Friday, August 8, 2025

Fall reading list

 I mentioned in the last blog that I have a pretty heavy reading list for fall, so I'm trying to get started early. I am going to be sharing my train of thought on these in preparation for anticipated assignments. For a while now, I have made an effort to find authors outside of my own nationality. I've also attempted to include books outside my preferred genre. This is going to be a huge dose of that.  So, lets get into the reading lists!

Children's Literature: Tale of Desperaux

I'm surprised at myself for having never read it. I'm sure there will be more coming in the syllabus, but this is the only book they recommend getting.

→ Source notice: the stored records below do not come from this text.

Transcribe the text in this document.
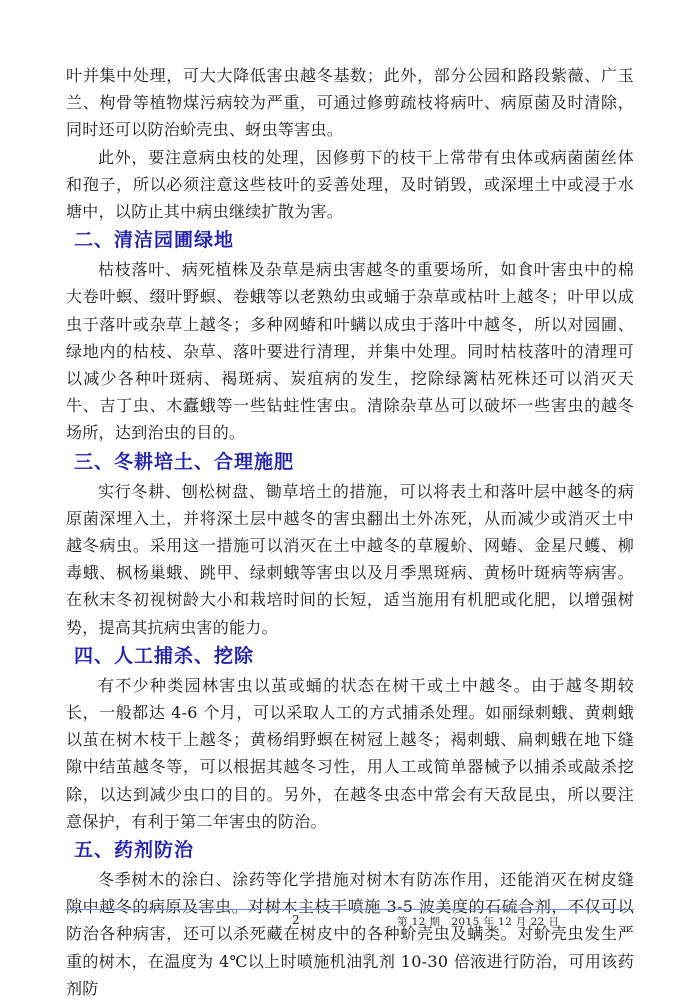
叶并集中处理，可大大降低害虫越冬基数；此外，部分公园和路段紫薇、广玉兰、枸骨等植物煤污病较为严重，可通过修剪疏枝将病叶、病原菌及时清除，同时还可以防治蚧壳虫、蚜虫等害虫。

此外，要注意病虫枝的处理，因修剪下的枝干上常带有虫体或病菌菌丝体和孢子，所以必须注意这些枝叶的妥善处理，及时销毁，或深埋土中或浸于水塘中，以防止其中病虫继续扩散为害。

二、清洁园圃绿地

枯枝落叶、病死植株及杂草是病虫害越冬的重要场所，如食叶害虫中的棉大卷叶螟、缀叶野螟、卷蛾等以老熟幼虫或蛹于杂草或枯叶上越冬；叶甲以成虫于落叶或杂草上越冬；多种网蝽和叶螨以成虫于落叶中越冬，所以对园圃、绿地内的枯枝、杂草、落叶要进行清理，并集中处理。同时枯枝落叶的清理可以减少各种叶斑病、褐斑病、炭疽病的发生，挖除绿篱枯死株还可以消灭天牛、吉丁虫、木蠹蛾等一些钻蛀性害虫。清除杂草丛可以破坏一些害虫的越冬场所，达到治虫的目的。

三、冬耕培土、合理施肥

实行冬耕、刨松树盘、锄草培土的措施，可以将表土和落叶层中越冬的病原菌深埋入土，并将深土层中越冬的害虫翻出土外冻死，从而减少或消灭土中越冬病虫。采用这一措施可以消灭在土中越冬的草履蚧、网蝽、金星尺蠖、柳毒蛾、枫杨巢蛾、跳甲、绿刺蛾等害虫以及月季黑斑病、黄杨叶斑病等病害。在秋末冬初视树龄大小和栽培时间的长短，适当施用有机肥或化肥，以增强树势，提高其抗病虫害的能力。

四、人工捕杀、挖除

有不少种类园林害虫以茧或蛹的状态在树干或土中越冬。由于越冬期较长，一般都达 4-6 个月，可以采取人工的方式捕杀处理。如丽绿刺蛾、黄刺蛾以茧在树木枝干上越冬；黄杨绢野螟在树冠上越冬；褐刺蛾、扁刺蛾在地下缝隙中结茧越冬等，可以根据其越冬习性，用人工或简单器械予以捕杀或敲杀挖除，以达到减少虫口的目的。另外，在越冬虫态中常会有天敌昆虫，所以要注意保护，有利于第二年害虫的防治。

五、药剂防治

冬季树木的涂白、涂药等化学措施对树木有防冻作用，还能消灭在树皮缝隙中越冬的病原及害虫。对树木主枝干喷施 3-5 波美度的石硫合剂，不仅可以防治各种病害，还可以杀死藏在树皮中的各种蚧壳虫及螨类。对蚧壳虫发生严重的树木，在温度为 4℃以上时喷施机油乳剂 10-30 倍液进行防治，可用该药剂防

2	第 12 期　2015 年 12 月 22 日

Race, Ethnicity, and CultureEverything I Never Told You, I have read this once and will reread it for class. It is a heartbreaking but beautiful look at familial expectations, race, and loss. You meet a family on the morning they discover their daughter Lydia doesn't come down to breakfast. The frantic calls to people they thought were her friends reveal that she hasn't spoken to them in years. They discover a life slowly turning to isolation, all while the pressure to excel in school pushes her under. The speculation about and pressure under the panic of searching for their missing daughter highlights each family members relationship with Lydia and shows the audience the weight Lydia was under, but also the weight each family member places on themselves and their relationship with her. It's not an easy read, but Celeste Ng is a beautiful writer. Her prose keeps drawing me in.

Ceremony, The Bluest Eye, Night of the Living Rez, Passing, Beloved, Walking on Cowrie Shells, The Water Dancer, Interior Chinatown, Postcolonial Love Poem, The House of Broken Angels, They Call Us Enemies, The Tradition, Martin & Meditations on the South Valley, The Underground Railroad, Woman Hollering Creek, The Book of Unknown Americans, Go Tell it On the Mountain, Yellowface, Bad Cree, Every Drop Is a Man's Nightmare, 36 Ways of Writing a Vietnamese Poem, 

Pop Culture Literature - True Crime: In Cold Blood, Killers of the Flower Moon, and Helter Skelter. I just finished Helter Skelter, which was a retelling of the facts and events from the prosecutor's perspective. The book was well organized to give you a sense of the timeline and the mistakes investigators made, along with how the information unfolded to the public. The author was definitely biased in his account of his own part in convicting Charles Manson and was very clear he did everything by the book, argued and built the case from almost nothing, despite the hindrances from investigators and interference from supervisors more concerned with politics than wisdom. The author also doesn't shy away from events and actions surrounding Charles Manson that imply supernatural activity. He doesn't embellish or interpret the action for the reader, which I appreciate greatly, he just states a fact.   This allowed me to take in the story without an emotional response that might have hindered my ability to take it in. It also allows the reader to draw their own conclusions without sensationalism trying to evoke an emotional response. 

Feel free to join me in reading any or all of these. I have had some of these books on my reading list for a while so I am looking forward to them. I love to read and I think that reading is one of the best ways to grow empathy and understanding.  Some of these are going to be hard to read. I have avoided Killers of the Flower Moon because I knew it was going to break my heart.